Der Ostberliner Tom Ihle, 2007 als Zimmermann nach Australien ausgewandert, ist nach wie vor begeistert. Etwa über eine Felsnase, die der östlichste (für Besucher zugängliche) Festlandspunkt Australiens ist. „Nicht nur, weil meine Reisegruppen hier so schöne Erinnerungsfotos machen können, sondern weil man von oben steil runter ins Meer schaut und Mantarochen und Delfine sieht.“ Etwas weiter oben auf einem Hügel steht der 1901 erbaute, schwarz-weiße Leuchtturm.

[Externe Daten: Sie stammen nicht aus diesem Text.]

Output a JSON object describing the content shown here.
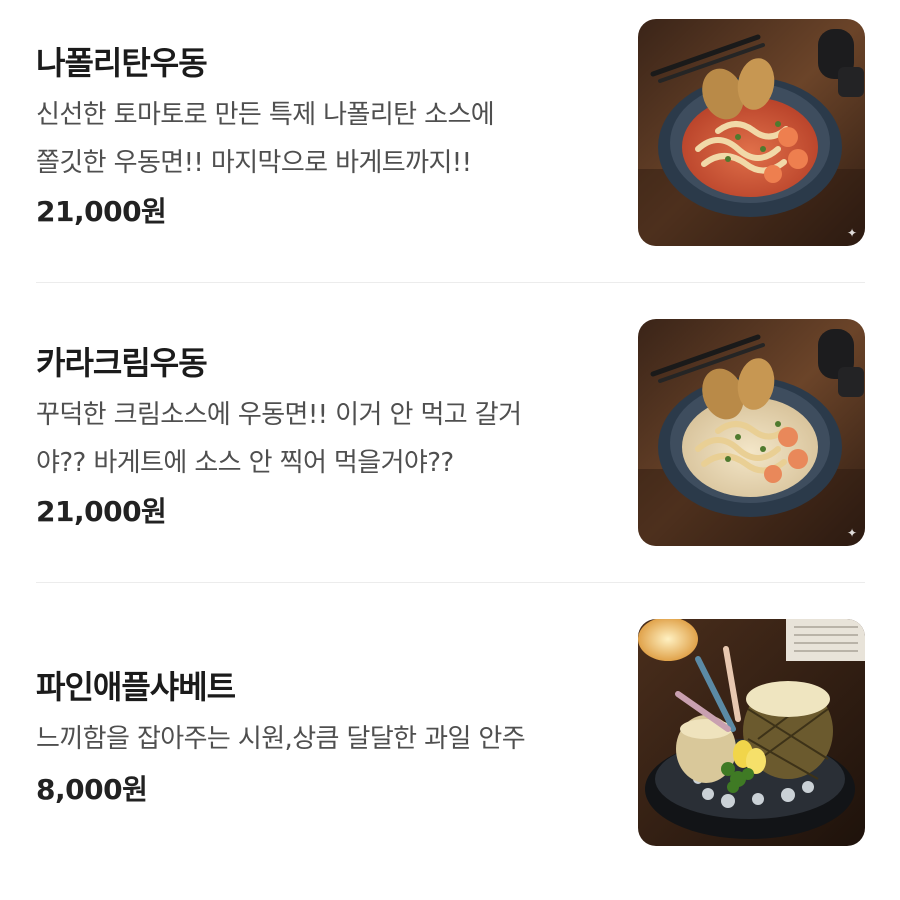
{
  "menu": {
    "items": [
      {
        "name": "나폴리탄우동",
        "description_lines": [
          "신선한 토마토로 만든 특제 나폴리탄 소스에",
          "쫄깃한 우동면!! 마지막으로 바게트까지!!"
        ],
        "price": "21,000원",
        "image_icon": "food-photo-icon"
      },
      {
        "name": "카라크림우동",
        "description_lines": [
          "꾸덕한 크림소스에 우동면!! 이거 안 먹고 갈거",
          "야?? 바게트에 소스 안 찍어 먹을거야??"
        ],
        "price": "21,000원",
        "image_icon": "food-photo-icon"
      },
      {
        "name": "파인애플샤베트",
        "description_lines": [
          "느끼함을 잡아주는 시원,상큼 달달한 과일 안주"
        ],
        "price": "8,000원",
        "image_icon": "food-photo-icon"
      }
    ]
  },
  "colors": {
    "text_primary": "#1b1b1b",
    "text_secondary": "#4f4f4f",
    "divider": "#ececec"
  }
}
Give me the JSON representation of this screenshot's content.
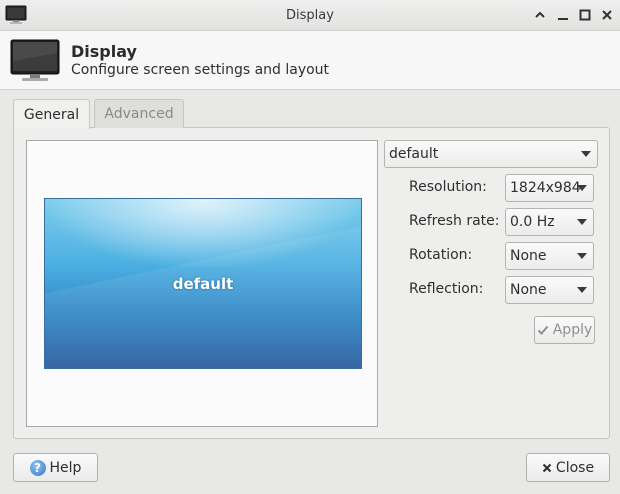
{
  "window": {
    "title": "Display",
    "controls": {
      "shade_icon": "chevron-up-icon",
      "minimize_icon": "minimize-icon",
      "maximize_icon": "maximize-icon",
      "close_icon": "close-icon"
    }
  },
  "header": {
    "title": "Display",
    "subtitle": "Configure screen settings and layout",
    "icon": "monitor-icon"
  },
  "tabs": [
    {
      "label": "General",
      "active": true
    },
    {
      "label": "Advanced",
      "active": false
    }
  ],
  "preview": {
    "monitor_label": "default"
  },
  "settings": {
    "output_select": "default",
    "resolution": {
      "label": "Resolution:",
      "value": "1824x984"
    },
    "refresh_rate": {
      "label": "Refresh rate:",
      "value": "0.0 Hz"
    },
    "rotation": {
      "label": "Rotation:",
      "value": "None"
    },
    "reflection": {
      "label": "Reflection:",
      "value": "None"
    },
    "apply_label": "Apply",
    "apply_icon": "checkmark-icon"
  },
  "footer": {
    "help_label": "Help",
    "help_icon_glyph": "?",
    "close_label": "Close",
    "close_icon": "close-icon"
  },
  "colors": {
    "monitor_top": "#7fcdec",
    "monitor_bottom": "#265a9c"
  }
}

„Warum hat es da hinten im fünf Kilometer entfernten Wald früher regelmäßig gebrannt?“, fragt Tom Ihle, schaut neugierig-herausfordernd in die Runde und erntet nichts als Schulterzucken und fragende Gesichter. „Na, weil das Prisma oben im Leuchtturm damals tagsüber still stand, die Sonne drauf schien und durch dieses XXL-Brennglas die Bäume entflammen konnte.“
„Hinterländ“ nennen Australier alles, was abseits von Küste und Städten landeinwärts liegt - ein aus dem Deutschen ins Englische übernommenes Wort wie „Kindergarden“. Tom Ihle ist großer „Hinterländ“-Fan – auch weil er in der hügeligen Umgebung historische Spuren der Entstehung Byron Bays zeigen kann.

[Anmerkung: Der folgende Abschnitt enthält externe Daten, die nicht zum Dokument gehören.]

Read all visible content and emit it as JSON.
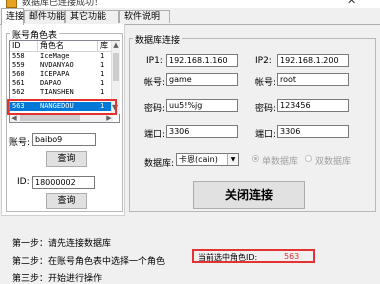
{
  "window": {
    "title": "数据库已连接成功！"
  },
  "tabs": [
    "连接",
    "邮件功能",
    "其它功能",
    "软件说明"
  ],
  "account_panel": {
    "group_title": "账号角色表",
    "columns": [
      "ID",
      "角色名",
      "库"
    ],
    "rows": [
      {
        "id": "558",
        "name": "IceMage",
        "db": "1"
      },
      {
        "id": "559",
        "name": "NVDANYAO",
        "db": "1"
      },
      {
        "id": "560",
        "name": "ICEPAPA",
        "db": "1"
      },
      {
        "id": "561",
        "name": "DAPAO",
        "db": "1"
      },
      {
        "id": "562",
        "name": "TIANSHEN",
        "db": "1"
      },
      {
        "id": "563",
        "name": "NANGEDOU",
        "db": "1"
      }
    ],
    "selected_row": 5,
    "account_label": "账号:",
    "account_value": "baibo9",
    "query_label": "查询",
    "id_label": "ID:",
    "id_value": "18000002",
    "query2_label": "查询"
  },
  "db_panel": {
    "group_title": "数据库连接",
    "ip1_label": "IP1:",
    "ip1_value": "192.168.1.160",
    "ip2_label": "IP2:",
    "ip2_value": "192.168.1.200",
    "account1_label": "帐号:",
    "account1_value": "game",
    "account2_label": "帐号:",
    "account2_value": "root",
    "password1_label": "密码:",
    "password1_value": "uu5!%jg",
    "password2_label": "密码:",
    "password2_value": "123456",
    "port1_label": "端口:",
    "port1_value": "3306",
    "port2_label": "端口:",
    "port2_value": "3306",
    "database_label": "数据库:",
    "database_value": "卡恩(cain)",
    "single_db_label": "单数据库",
    "dual_db_label": "双数据库",
    "close_button": "关闭连接"
  },
  "steps": {
    "step1": "第一步：请先连接数据库",
    "step2": "第二步：在账号角色表中选择一个角色",
    "step3": "第三步：开始进行操作"
  },
  "selection": {
    "label": "当前选中角色ID:",
    "value": "563"
  }
}
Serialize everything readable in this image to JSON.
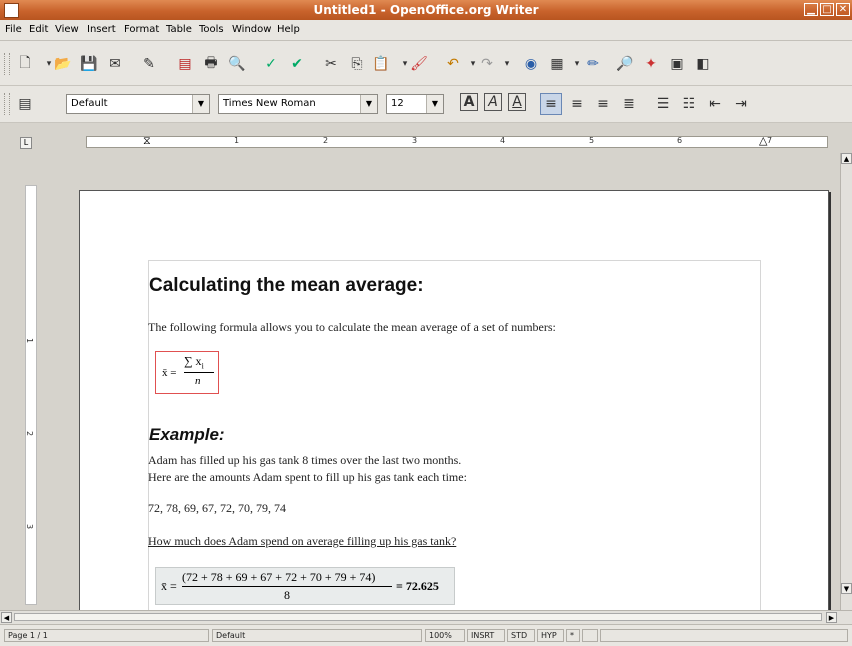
{
  "window": {
    "title": "Untitled1 - OpenOffice.org Writer"
  },
  "menu": [
    "File",
    "Edit",
    "View",
    "Insert",
    "Format",
    "Table",
    "Tools",
    "Window",
    "Help"
  ],
  "formatting": {
    "style": "Default",
    "font": "Times New Roman",
    "size": "12"
  },
  "ruler": {
    "numbers": [
      "1",
      "2",
      "3",
      "4",
      "5",
      "6",
      "7"
    ],
    "vnumbers": [
      "1",
      "2",
      "3"
    ]
  },
  "document": {
    "heading": "Calculating the mean average:",
    "intro": "The following formula allows you to calculate the mean average of a set of numbers:",
    "formula1": {
      "lhs": "x̄ =",
      "num": "∑ x",
      "sub": "i",
      "den": "n"
    },
    "example_heading": "Example:",
    "line1": "Adam has filled up his gas tank 8 times over the last two months.",
    "line2": "Here are the amounts Adam spent to fill up his gas tank each time:",
    "values": "72, 78, 69, 67, 72, 70, 79, 74",
    "question": "How much does Adam spend on average filling up his gas tank?",
    "formula2": {
      "lhs": "x̄ =",
      "num": "(72 + 78 + 69 + 67 + 72 + 70 + 79 + 74)",
      "den": "8",
      "result": "= 72.625"
    }
  },
  "status": {
    "page": "Page 1 / 1",
    "style": "Default",
    "zoom": "100%",
    "insert": "INSRT",
    "std": "STD",
    "hyp": "HYP",
    "modified": "*"
  }
}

Die „Cooper Shoot Road“ etwa, eine kurvige Landstraße mit bestem Panoramablick über grüne, weitläufige Farmen bis hin zur Byrons Küste. „Die Straße heißt so, weil über sie einst gefällte Bäume abwärts in Richtung Bootsanleger geschossen wurden, als Byron Bay im späten 19. Jahrhundert nur eine Bucht war, in der die Stämme verarbeitet und verschifft wurden.“
„Gönnt euch am preisgekrönten Strand von Byron die ersten Sonnenstrahlen des Tages, die Australien erreichen“, rät Tom Ihle. Das frühe Aufstehen am nächsten Morgen lohnt sich: Ein einsamer Angler ist schon am Strand, hält seine Rute in die heranschwappenden Wellen.

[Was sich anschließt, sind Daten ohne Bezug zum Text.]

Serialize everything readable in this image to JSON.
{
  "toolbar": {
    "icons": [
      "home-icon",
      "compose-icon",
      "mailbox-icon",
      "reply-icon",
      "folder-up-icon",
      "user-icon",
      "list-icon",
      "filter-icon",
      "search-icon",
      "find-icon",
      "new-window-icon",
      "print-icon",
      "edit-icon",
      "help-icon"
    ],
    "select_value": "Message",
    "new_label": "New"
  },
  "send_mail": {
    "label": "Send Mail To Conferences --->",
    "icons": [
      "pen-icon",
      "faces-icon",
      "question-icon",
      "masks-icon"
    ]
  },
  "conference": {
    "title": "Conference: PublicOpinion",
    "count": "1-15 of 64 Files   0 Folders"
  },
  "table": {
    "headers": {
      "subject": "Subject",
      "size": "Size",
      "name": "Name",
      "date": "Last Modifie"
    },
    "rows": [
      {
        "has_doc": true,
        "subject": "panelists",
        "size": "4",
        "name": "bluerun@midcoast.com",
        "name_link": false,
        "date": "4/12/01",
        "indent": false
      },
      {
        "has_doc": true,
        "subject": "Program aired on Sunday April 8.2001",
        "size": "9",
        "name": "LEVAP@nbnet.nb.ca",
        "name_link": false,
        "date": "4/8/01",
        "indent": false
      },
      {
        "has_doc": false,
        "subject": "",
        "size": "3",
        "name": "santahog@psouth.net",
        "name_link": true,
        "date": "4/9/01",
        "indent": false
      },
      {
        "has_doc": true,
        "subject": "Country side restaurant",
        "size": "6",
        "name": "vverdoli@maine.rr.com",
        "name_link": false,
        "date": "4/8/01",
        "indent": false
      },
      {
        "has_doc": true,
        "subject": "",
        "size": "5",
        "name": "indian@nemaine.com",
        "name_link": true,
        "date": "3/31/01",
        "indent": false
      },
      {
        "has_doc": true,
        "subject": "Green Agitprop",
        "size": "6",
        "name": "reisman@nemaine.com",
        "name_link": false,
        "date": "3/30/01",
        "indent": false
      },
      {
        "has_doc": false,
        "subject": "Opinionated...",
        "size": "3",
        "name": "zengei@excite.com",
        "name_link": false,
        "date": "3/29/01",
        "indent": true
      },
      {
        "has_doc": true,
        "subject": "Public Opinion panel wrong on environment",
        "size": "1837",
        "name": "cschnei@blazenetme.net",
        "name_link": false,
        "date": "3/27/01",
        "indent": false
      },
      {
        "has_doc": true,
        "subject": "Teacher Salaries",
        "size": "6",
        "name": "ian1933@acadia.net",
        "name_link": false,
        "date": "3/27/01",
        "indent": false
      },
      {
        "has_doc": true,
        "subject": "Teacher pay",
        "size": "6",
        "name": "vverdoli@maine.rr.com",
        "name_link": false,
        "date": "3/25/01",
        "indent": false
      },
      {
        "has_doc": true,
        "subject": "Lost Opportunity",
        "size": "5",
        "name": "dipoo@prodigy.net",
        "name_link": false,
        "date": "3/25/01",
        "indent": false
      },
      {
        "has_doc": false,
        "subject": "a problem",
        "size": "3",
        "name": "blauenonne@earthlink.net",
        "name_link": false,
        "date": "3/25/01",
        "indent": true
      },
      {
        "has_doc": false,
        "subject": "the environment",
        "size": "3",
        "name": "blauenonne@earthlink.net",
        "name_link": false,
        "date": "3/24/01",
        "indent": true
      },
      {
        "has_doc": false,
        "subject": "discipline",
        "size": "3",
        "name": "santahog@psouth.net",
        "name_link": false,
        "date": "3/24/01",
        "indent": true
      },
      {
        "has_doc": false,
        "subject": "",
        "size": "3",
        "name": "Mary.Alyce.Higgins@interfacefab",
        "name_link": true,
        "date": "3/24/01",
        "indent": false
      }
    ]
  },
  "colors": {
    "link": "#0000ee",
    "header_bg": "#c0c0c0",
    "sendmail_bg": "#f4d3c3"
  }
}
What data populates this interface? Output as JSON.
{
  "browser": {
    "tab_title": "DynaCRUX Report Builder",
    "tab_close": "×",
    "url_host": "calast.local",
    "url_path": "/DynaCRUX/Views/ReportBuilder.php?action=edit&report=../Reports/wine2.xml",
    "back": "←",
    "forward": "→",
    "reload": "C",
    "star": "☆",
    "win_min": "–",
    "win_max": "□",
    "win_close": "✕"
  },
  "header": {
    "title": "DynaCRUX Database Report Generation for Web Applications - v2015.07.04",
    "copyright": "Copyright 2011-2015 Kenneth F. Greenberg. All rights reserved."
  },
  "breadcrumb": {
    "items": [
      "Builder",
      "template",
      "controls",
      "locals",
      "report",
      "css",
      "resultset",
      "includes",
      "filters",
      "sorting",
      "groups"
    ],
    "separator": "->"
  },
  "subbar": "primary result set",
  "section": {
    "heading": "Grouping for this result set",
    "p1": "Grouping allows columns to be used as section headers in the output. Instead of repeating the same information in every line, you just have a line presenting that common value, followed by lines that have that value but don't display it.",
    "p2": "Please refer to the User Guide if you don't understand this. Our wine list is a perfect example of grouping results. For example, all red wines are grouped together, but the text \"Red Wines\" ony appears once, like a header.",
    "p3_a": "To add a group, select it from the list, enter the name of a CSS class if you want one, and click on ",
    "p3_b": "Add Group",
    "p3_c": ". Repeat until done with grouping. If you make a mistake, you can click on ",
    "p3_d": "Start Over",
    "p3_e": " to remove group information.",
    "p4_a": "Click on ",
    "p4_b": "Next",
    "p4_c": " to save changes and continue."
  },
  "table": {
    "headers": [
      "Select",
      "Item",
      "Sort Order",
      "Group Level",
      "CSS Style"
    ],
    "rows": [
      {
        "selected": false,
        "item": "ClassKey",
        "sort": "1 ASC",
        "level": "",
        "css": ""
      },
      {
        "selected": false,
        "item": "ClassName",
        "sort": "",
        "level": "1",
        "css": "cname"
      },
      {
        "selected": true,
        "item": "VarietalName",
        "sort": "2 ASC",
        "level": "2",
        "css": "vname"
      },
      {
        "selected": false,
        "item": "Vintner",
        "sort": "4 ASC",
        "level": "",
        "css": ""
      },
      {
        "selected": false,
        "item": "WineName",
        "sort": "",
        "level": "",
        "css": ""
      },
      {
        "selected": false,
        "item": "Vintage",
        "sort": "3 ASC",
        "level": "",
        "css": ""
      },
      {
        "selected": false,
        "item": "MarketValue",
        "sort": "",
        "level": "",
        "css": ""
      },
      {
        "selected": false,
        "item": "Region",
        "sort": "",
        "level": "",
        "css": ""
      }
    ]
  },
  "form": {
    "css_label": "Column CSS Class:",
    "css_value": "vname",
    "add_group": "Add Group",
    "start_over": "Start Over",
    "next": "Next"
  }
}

Dahinter wartet eine Möwe auf Beifang. Minuten später stehen beide im Rampenlicht – dem Strahl der sich scheinbar aus dem Meer erhebenden Sonne. Der Strandspaziergang durch Priele und Wellenschaum führt samstags zum Flohmarkt. Zu Buden wie „Dark Side of the Spoon“ – mit Schmuck aus alten Silberlöffeln. Byron zelebriert mal wieder sein Hippie-Image.